An alternative to wired networks is a wireless network that is configured to support similar data communications but in a more accommodating manner. Here, the user of a portable device will be free to move around a region that is supported by the wireless network. A well known example of a wireless network is a cellular telephone network. Indeed, in the past, cellular telephone modems have proven popular for use with portable laptop computers and other like devices, despite their relatively low bandwidth.
In the future it is expected that higher bandwidth wireless networks will become more popular, especially in creating metropolitan area networks (MANs) in which users, i.e., subscribers, have the ability to freely move their portable communicating devices around within a coverage area. Many conventional wireless communication systems and networks tend to use omni-directional antennas to transmit and receive data packets, for example, from a router to a subscriber's device. Being omni-directional, however, such transmissions may interfere with or otherwise restrict the use of other communicating devices that operate in the same frequency band.

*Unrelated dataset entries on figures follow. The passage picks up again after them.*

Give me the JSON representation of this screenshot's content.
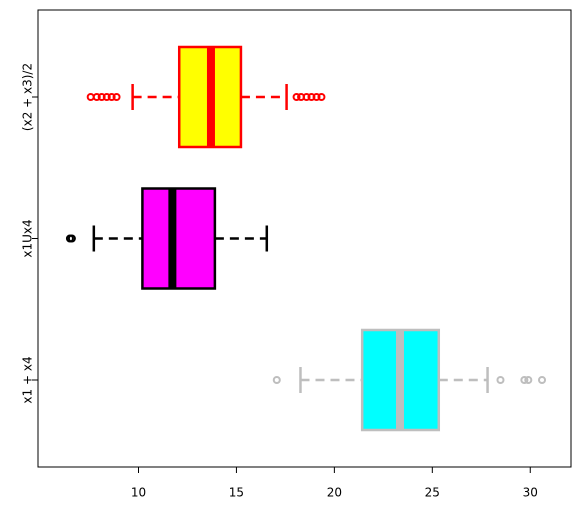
{
  "chart_data": {
    "type": "boxplot",
    "orientation": "horizontal",
    "categories": [
      "x1 + x4",
      "x1Ux4",
      "(x2 + x3)/2"
    ],
    "boxes": [
      {
        "fill": "#00ffff",
        "color": "#bebebe",
        "whislo": 18.27,
        "q1": 21.42,
        "med": 23.35,
        "q3": 25.33,
        "whishi": 27.82,
        "outliers": [
          17.06,
          28.48,
          29.7,
          29.9,
          30.6
        ]
      },
      {
        "fill": "#ff00ff",
        "color": "#000000",
        "whislo": 7.72,
        "q1": 10.2,
        "med": 11.73,
        "q3": 13.9,
        "whishi": 16.55,
        "outliers": [
          6.5,
          6.6
        ]
      },
      {
        "fill": "#ffff00",
        "color": "#ff0000",
        "whislo": 9.7,
        "q1": 12.08,
        "med": 13.7,
        "q3": 15.23,
        "whishi": 17.56,
        "outliers": [
          7.56,
          7.87,
          8.12,
          8.38,
          8.63,
          8.88,
          18.07,
          18.3,
          18.58,
          18.83,
          19.09,
          19.34
        ]
      }
    ],
    "xlim": [
      4.87,
      32.08
    ],
    "xticks": [
      10,
      15,
      20,
      25,
      30
    ]
  }
}
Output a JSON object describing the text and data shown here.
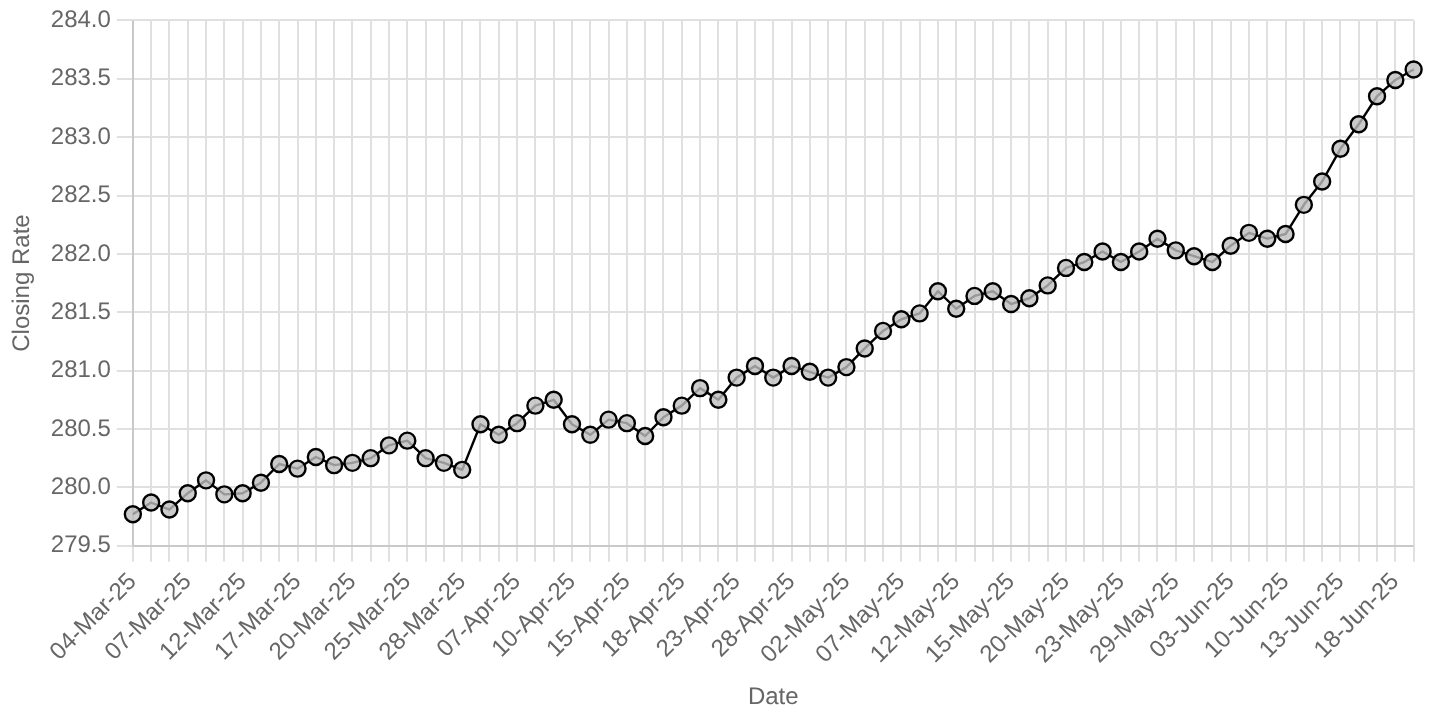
{
  "chart_data": {
    "type": "line",
    "xlabel": "Date",
    "ylabel": "Closing Rate",
    "categories": [
      "04-Mar-25",
      null,
      null,
      "07-Mar-25",
      null,
      null,
      "12-Mar-25",
      null,
      null,
      "17-Mar-25",
      null,
      null,
      "20-Mar-25",
      null,
      null,
      "25-Mar-25",
      null,
      null,
      "28-Mar-25",
      null,
      null,
      "07-Apr-25",
      null,
      null,
      "10-Apr-25",
      null,
      null,
      "15-Apr-25",
      null,
      null,
      "18-Apr-25",
      null,
      null,
      "23-Apr-25",
      null,
      null,
      "28-Apr-25",
      null,
      null,
      "02-May-25",
      null,
      null,
      "07-May-25",
      null,
      null,
      "12-May-25",
      null,
      null,
      "15-May-25",
      null,
      null,
      "20-May-25",
      null,
      null,
      "23-May-25",
      null,
      null,
      "29-May-25",
      null,
      null,
      "03-Jun-25",
      null,
      null,
      "10-Jun-25",
      null,
      null,
      "13-Jun-25",
      null,
      null,
      "18-Jun-25",
      null
    ],
    "series": [
      {
        "color": "#000000",
        "values": [
          279.77,
          279.87,
          279.81,
          279.95,
          280.06,
          279.94,
          279.95,
          280.04,
          280.2,
          280.16,
          280.26,
          280.19,
          280.21,
          280.25,
          280.36,
          280.4,
          280.25,
          280.21,
          280.15,
          280.54,
          280.45,
          280.55,
          280.7,
          280.75,
          280.54,
          280.45,
          280.58,
          280.55,
          280.44,
          280.6,
          280.7,
          280.85,
          280.75,
          280.94,
          281.04,
          280.94,
          281.04,
          280.99,
          280.94,
          281.03,
          281.19,
          281.34,
          281.44,
          281.49,
          281.68,
          281.53,
          281.64,
          281.68,
          281.57,
          281.62,
          281.73,
          281.88,
          281.93,
          282.02,
          281.93,
          282.02,
          282.13,
          282.03,
          281.98,
          281.93,
          282.07,
          282.18,
          282.13,
          282.17,
          282.42,
          282.62,
          282.9,
          283.11,
          283.35,
          283.49,
          283.58
        ]
      }
    ],
    "ylim": [
      279.5,
      284.0
    ],
    "yticks": [
      {
        "value": 279.5,
        "label": "279.5"
      },
      {
        "value": 280,
        "label": "280.0"
      },
      {
        "value": 280.5,
        "label": "280.5"
      },
      {
        "value": 281,
        "label": "281.0"
      },
      {
        "value": 281.5,
        "label": "281.5"
      },
      {
        "value": 282,
        "label": "282.0"
      },
      {
        "value": 282.5,
        "label": "282.5"
      },
      {
        "value": 283,
        "label": "283.0"
      },
      {
        "value": 283.5,
        "label": "283.5"
      },
      {
        "value": 284,
        "label": "284.0"
      }
    ],
    "grid": true,
    "legend": false,
    "marker": "circle",
    "line_style": "solid"
  }
}
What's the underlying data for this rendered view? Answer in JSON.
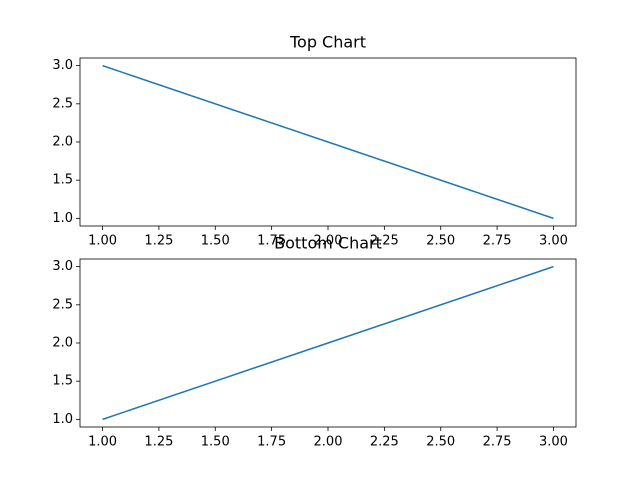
{
  "chart_data": [
    {
      "type": "line",
      "title": "Top Chart",
      "x": [
        1,
        2,
        3
      ],
      "values": [
        3,
        2,
        1
      ],
      "color": "#1f77b4",
      "xlim": [
        0.9,
        3.1
      ],
      "xticks": [
        {
          "value": 1,
          "label": "1.00"
        },
        {
          "value": 1.25,
          "label": "1.25"
        },
        {
          "value": 1.5,
          "label": "1.50"
        },
        {
          "value": 1.75,
          "label": "1.75"
        },
        {
          "value": 2,
          "label": "2.00"
        },
        {
          "value": 2.25,
          "label": "2.25"
        },
        {
          "value": 2.5,
          "label": "2.50"
        },
        {
          "value": 2.75,
          "label": "2.75"
        },
        {
          "value": 3,
          "label": "3.00"
        }
      ],
      "ylim": [
        0.9,
        3.1
      ],
      "yticks": [
        {
          "value": 1,
          "label": "1.0"
        },
        {
          "value": 1.5,
          "label": "1.5"
        },
        {
          "value": 2,
          "label": "2.0"
        },
        {
          "value": 2.5,
          "label": "2.5"
        },
        {
          "value": 3,
          "label": "3.0"
        }
      ]
    },
    {
      "type": "line",
      "title": "Bottom Chart",
      "x": [
        1,
        2,
        3
      ],
      "values": [
        1,
        2,
        3
      ],
      "color": "#1f77b4",
      "xlim": [
        0.9,
        3.1
      ],
      "xticks": [
        {
          "value": 1,
          "label": "1.00"
        },
        {
          "value": 1.25,
          "label": "1.25"
        },
        {
          "value": 1.5,
          "label": "1.50"
        },
        {
          "value": 1.75,
          "label": "1.75"
        },
        {
          "value": 2,
          "label": "2.00"
        },
        {
          "value": 2.25,
          "label": "2.25"
        },
        {
          "value": 2.5,
          "label": "2.50"
        },
        {
          "value": 2.75,
          "label": "2.75"
        },
        {
          "value": 3,
          "label": "3.00"
        }
      ],
      "ylim": [
        0.9,
        3.1
      ],
      "yticks": [
        {
          "value": 1,
          "label": "1.0"
        },
        {
          "value": 1.5,
          "label": "1.5"
        },
        {
          "value": 2,
          "label": "2.0"
        },
        {
          "value": 2.5,
          "label": "2.5"
        },
        {
          "value": 3,
          "label": "3.0"
        }
      ]
    }
  ]
}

Recent improvements to the wireless network sector include the use of smart antennas that are capable of transmitting directed beams to one or more receiving devices (e.g., client devices). One example of a smart antenna based wireless network can be seen in the improved packet switched wireless data communication system described in U.S. Pat. No. 6,611,231, issued Aug. 26, 2003 and titled “Wireless Packet Switched Communication Systems And Networks Using Adaptively Steered Antenna Arrays”. Here, for example, a base station (e.g., access point) includes a phased array antenna panel that is configured to transmit a main beam to a client device. The main beam may also have one or more side-lobes as is well understood in the art. The smart antenna in this example may also be configured to receive signals transmitted from the client device.
The above exemplary wireless communication system can be adapted for various different types of communication protocols and/or standards. Currently, a very popular form of wireless communication includes the IEEE 802.11 family of protocols/standards. As currently implemented, these protocols/standards require the receiving device to associate with an access point during initialization, and/or when otherwise deemed necessary. The association process essentially establishes the communication link by having the receiving device detect the presence of available access points, determine which access point is probably the best candidate, attempt to associate with this “best candidate”, and if accepted by the best candidate access point, then communicate with that access point. If the receiving device is mobile and subsequently moves out of the coverage area of the access point to which it is associated, then there are provisions in the protocols/standards for the receiving device to attempt to associate with another available access point. This type of re-association process tends to work well for access points that utilize conventional omni-directional or broad beam antennas. However, for wireless communication systems that use smart antennas that produce significantly more narrow and directed beams, the receiving device may not always be able to determine when it should switch its association from one beam to another beam. One potential reason for this is that the receiving device may have moved into an area that is covered by a side lobe of the main intended beam. While the receiving device and access point may be able to continue to communicate via a side lobe in certain situations, it will usually be more preferable for the receiving device to re-associate with another intended main beam that provides coverage to the new location of the receiving device. Indeed, in certain situations, there may be a regulatory need for the receiving device to re-associate with a different intended main beam. For example, under certain regulatory schemes, the narrower point-to-point main beam from a smart antenna arrangement can be transmitted with significantly greater power than would be allowed for a point-to-multipoint omni-directional antenna arrangement.
Consequently, there is a need to for methods and apparatuses that will effectively cause a receiving device to switch beam association within a smart antenna based wireless communication system at selected times.